Über die Poststelle in der SP-Zentrale konnte sich K. offizielle Briefe beschaffen.

"Herick“, so der ungarische Tarnname von Richard K., war das genaue Gegenteil von Helmut Zilk, dessen Karriere als CSSR-Spion "Holec“ gerade in einem neuen Spielfilm nacherzählt wird: kein schillernder Frauenheld und Medienstar, sondern ein braver kleiner Parteimitarbeiter, der alleine in einer mit Büchern zugeräumten Gemeindewohnung im 15. Wiener Bezirk hauste. "Insgesamt eine tragische Figur“, erinnert sich sein früherer Chef, Erich Fröschl, der damals das Renner-Institut leitete. "Er trank zu viel Alkohol und ging schon mit 42 Jahren in Frühpension.“

Doch sein unauffälliger Lebenswandel war zugleich seine beste Tarnung.
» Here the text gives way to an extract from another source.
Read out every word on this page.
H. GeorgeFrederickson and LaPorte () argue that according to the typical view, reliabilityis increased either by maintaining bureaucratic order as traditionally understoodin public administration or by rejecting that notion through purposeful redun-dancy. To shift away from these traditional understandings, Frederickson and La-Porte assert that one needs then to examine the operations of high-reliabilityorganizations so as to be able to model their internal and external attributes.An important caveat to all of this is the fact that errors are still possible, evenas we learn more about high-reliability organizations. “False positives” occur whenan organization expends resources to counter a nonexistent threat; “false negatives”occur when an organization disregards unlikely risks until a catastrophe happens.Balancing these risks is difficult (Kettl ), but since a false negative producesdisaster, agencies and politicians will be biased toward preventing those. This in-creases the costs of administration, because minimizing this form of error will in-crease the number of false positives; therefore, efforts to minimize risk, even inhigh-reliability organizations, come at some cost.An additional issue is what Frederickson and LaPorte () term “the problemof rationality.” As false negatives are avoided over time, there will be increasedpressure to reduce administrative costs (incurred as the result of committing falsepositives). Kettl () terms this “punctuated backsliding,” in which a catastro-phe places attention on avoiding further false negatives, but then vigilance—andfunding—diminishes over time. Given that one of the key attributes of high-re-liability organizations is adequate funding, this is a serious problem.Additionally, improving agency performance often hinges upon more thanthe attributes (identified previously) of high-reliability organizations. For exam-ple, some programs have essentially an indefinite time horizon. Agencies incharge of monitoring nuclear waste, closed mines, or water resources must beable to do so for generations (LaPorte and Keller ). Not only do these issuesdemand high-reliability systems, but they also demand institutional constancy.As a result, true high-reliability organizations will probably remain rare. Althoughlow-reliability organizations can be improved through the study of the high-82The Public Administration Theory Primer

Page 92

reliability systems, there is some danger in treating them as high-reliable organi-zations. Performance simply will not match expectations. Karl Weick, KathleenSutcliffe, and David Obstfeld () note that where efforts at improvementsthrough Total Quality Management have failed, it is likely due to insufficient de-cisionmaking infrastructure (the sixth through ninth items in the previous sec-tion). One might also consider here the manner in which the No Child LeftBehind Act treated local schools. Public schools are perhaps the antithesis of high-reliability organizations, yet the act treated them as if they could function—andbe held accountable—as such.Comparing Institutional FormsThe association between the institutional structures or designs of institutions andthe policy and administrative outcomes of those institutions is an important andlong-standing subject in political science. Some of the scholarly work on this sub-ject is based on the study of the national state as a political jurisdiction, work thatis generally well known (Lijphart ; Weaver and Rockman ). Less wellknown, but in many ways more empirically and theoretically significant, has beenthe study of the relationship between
Als Bibliothekar hatte er Zugang zu internen Partei-Dokumenten und Briefen, die er im Büro oder daheim mit einem von Ungarn beigesteuerten Kopiergerät vervielfältigte.

Im Warschauer Pakt hatte Ungarns Nachrichtendienst die Aufgabe übernommen, Infos über sozialdemokratische Parteien im deutschsprachigen Raum zu sammeln. Interessant waren auch Aktivitäten der Sozialistischen Internationale oder der deutschen "Friedrich Ebert“-Stiftung. Herick lieferte emsig Informationen über die Verstaatlichte Industrie. Oder die neu eingeführte Spannocchi-Doktrin für das Bundesheer, die statt großer Panzerschlachten auf Guerillataktik setzte. K’s Einschätzungen über österreichische Politiker wurden von seinen Auftraggebern in Budapest oft gelobt. So beschrieb er 1983 den damaligen Chef der "Sozialistischen Jugend“ Alfred Gusenbauer als "interessanten Mann“, der "brauchbarer als Josef Cap“ sei und "mehr interne Arbeit (linke Politik) leisten kann“.

Lajos Gecsényi: Der ungarische Historiker und Univeristätsprofessor durchforstete 45 Ordner mit Berichten des Wiener Spions.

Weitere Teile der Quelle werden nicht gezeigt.